Roudinesco cita que “Se a maioria delas sofria de melancolia, tédio ou neuroses, em geral decorrentes de um contexto familiar ou conjugal conturbado, encontraram na psicanálise meios de ter uma profissão, engajar-se numa causa, transformar suas vidas ou, mais simplesmente, participar de uma aventura intelectual. Foi o caso, em especial, de Helene Deustch, Hilda Doolittle, Edith Jacobson, Ruth Mack-Brunswick, Dorothy Burlingham, Joan Riviere, Marianne Kris,(…). (p.349)


Vamos então conhecer por aqui um pouco sobre cada uma delas? Continue lendo esse artigo para saber…


Helene Deustch

Helene Deustch, polonesa, nascida em Przemysla em 09 de outubro de 1884. Foi a primeira mulher a liderar a Sociedade Psicanalítica de Viena e contribuiu para teoria sobre a psicologia das mulheres. Apesar da medicina ser um curso destinado aos homens, ela foi admitida em 1907 na faculdade de medicina da Universidade de Viena. Lendo a Interpretação dos Sonhos de Sigmund Freud e, impressionada pela teoria sobre a sexualidade infantil, o inconsciente e seus protestos contra a sociedade, se interessou pela psicanálise.


Em 1918, foi admitida na Associação psicanalítica de Viena, sendo mais tarde, em 1924 diretora da Associação.


Em 1925, escreveu um livro sobre a psicologia das mulheres, se tornando a primeira psicanalista a publicar um livro referente ao assunto.


Anos mais tarde, em 1935, emigrou para Boston, Massachusetts, nos Estados Unidos onde continuou trabalhando como psicanalista até sua morte em 29 de março de 1982.



Hilda Doolitle

Hilda Doolittle, cujo pseudônimo era H.D., foi uma romancista, poetisa e memorialista americana, nascida em Bethlehem, Pensilvânia.
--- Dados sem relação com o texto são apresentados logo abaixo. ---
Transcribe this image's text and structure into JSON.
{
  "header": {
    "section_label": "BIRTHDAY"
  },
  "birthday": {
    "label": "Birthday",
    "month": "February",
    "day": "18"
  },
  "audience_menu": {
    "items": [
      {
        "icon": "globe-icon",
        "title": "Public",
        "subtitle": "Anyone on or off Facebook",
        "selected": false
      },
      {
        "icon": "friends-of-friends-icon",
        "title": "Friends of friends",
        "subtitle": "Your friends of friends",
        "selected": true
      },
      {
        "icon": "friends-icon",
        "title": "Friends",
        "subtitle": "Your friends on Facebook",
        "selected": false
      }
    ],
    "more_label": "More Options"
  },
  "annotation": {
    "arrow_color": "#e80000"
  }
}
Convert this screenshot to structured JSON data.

Fez parte do movimento imagista em Londres. Durante a primeira guerra mundial, com a morte do irmão e o final de seu casamento, a sua poesia será influenciada por esses eventos.


No ano de 1933, foi encaminhada a Viena para fazer análise com Freud através do psicanalista Bryher, o qual dizia que ela estava paranóica, depois da ascensão de Adolf Hitler no poder e que, para ela, isso representaria uma nova guerra mundial.
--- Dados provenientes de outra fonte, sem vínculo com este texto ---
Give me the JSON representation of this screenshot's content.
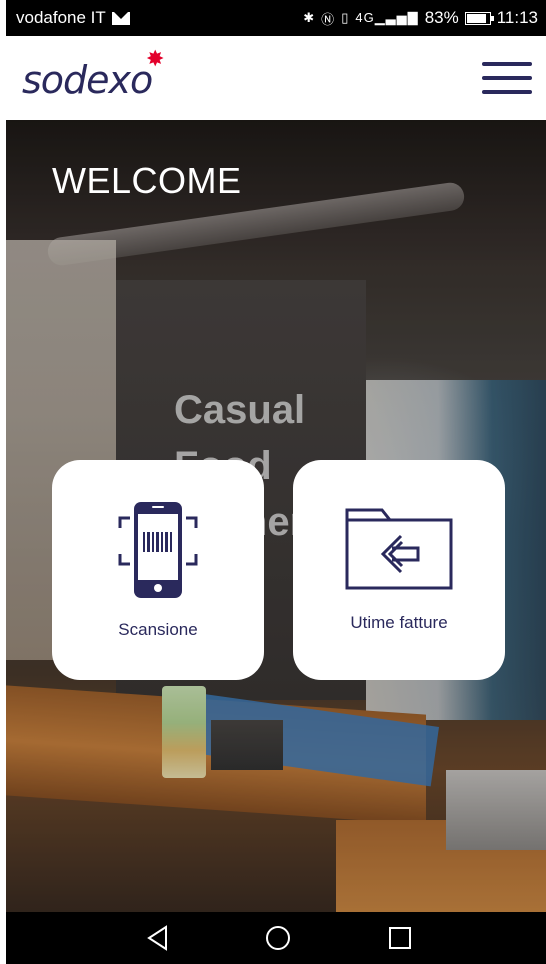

Tornou-se amiga de Freud e foi sua analisante, buscando entender e poder expressar a sua bissexualidade. Durante seu tratamento com Freud, Hilda escreve em seu diário sobre a técnica da psicanálise vista pelo lado do analisante. Mesmo após a mudança de Freud para Londres, devido ao período do Nazismo, eles trocaram muitas correspondências.


Sofrida com os traumas da perda do irmão e o sofrimento dos traumas apresentados pelo seu ex-marido na Primeira Guerra Mundial, se referia a esses fatos como sendo a causa da morte de seu bebê ainda em seu útero.
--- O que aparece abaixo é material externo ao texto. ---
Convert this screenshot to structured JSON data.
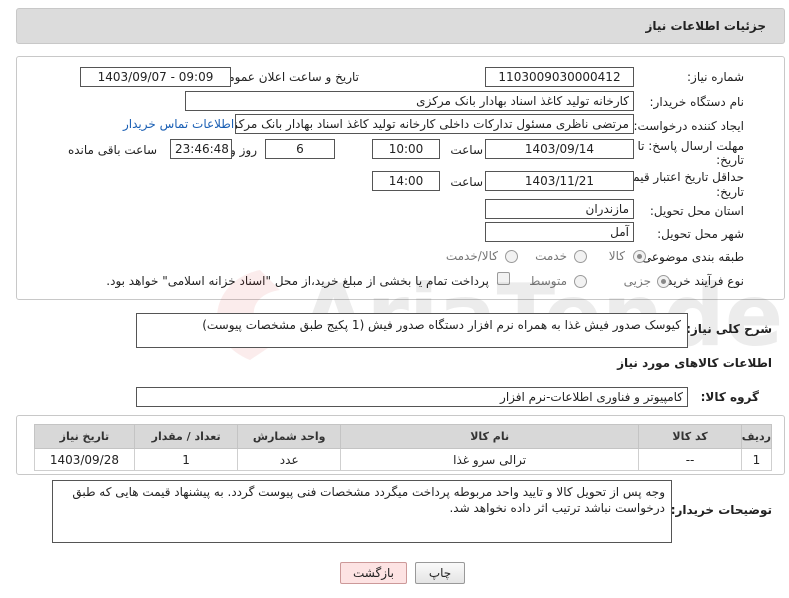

Nas décadas de 1970 e 1980, os seus poemas foram redescobertos, vindo a se tornar um ícone do movimento gay e feminista.


Edit Jacobson

Edith Jacobson, alemã, viveu no período de 1897 a 1978. No ano de 1922, finalizou seu curso de medicina da faculdade de Jena, Heidelberg e Munique.


No Hospital Universitário de Heidelberg fez seu estágio, na área de pediatria, entre os anos de 1922 a 1925. Nesse período, através de seu trabalho e observações em crianças sobre o aspecto da sexualidade infantil, começou a se interessar pela psicanálise.


Se analisou com Otto Fenichel e iniciou seus estudos de psicanálise no Instituto Psicanalítico de Berlim, tornando-se membro da Sociedade Psicanalítica de Berlim no ano de 1930.


No ano de 1935, ela foi presa pelos nazistas por recusar a divulgar informações sobre um de seus pacientes. Devido a alguns problemas de saúde, foi internada no hospital de Leipzig e de lá conseguiu escapar para a Tchecoslováquia. Após a sua fuga, pouco tempo depois, emigrou para os Estados Unidos, se tornando membro do Instituto e Sociedade de Psicanálise de New York, se tornando analista e professora.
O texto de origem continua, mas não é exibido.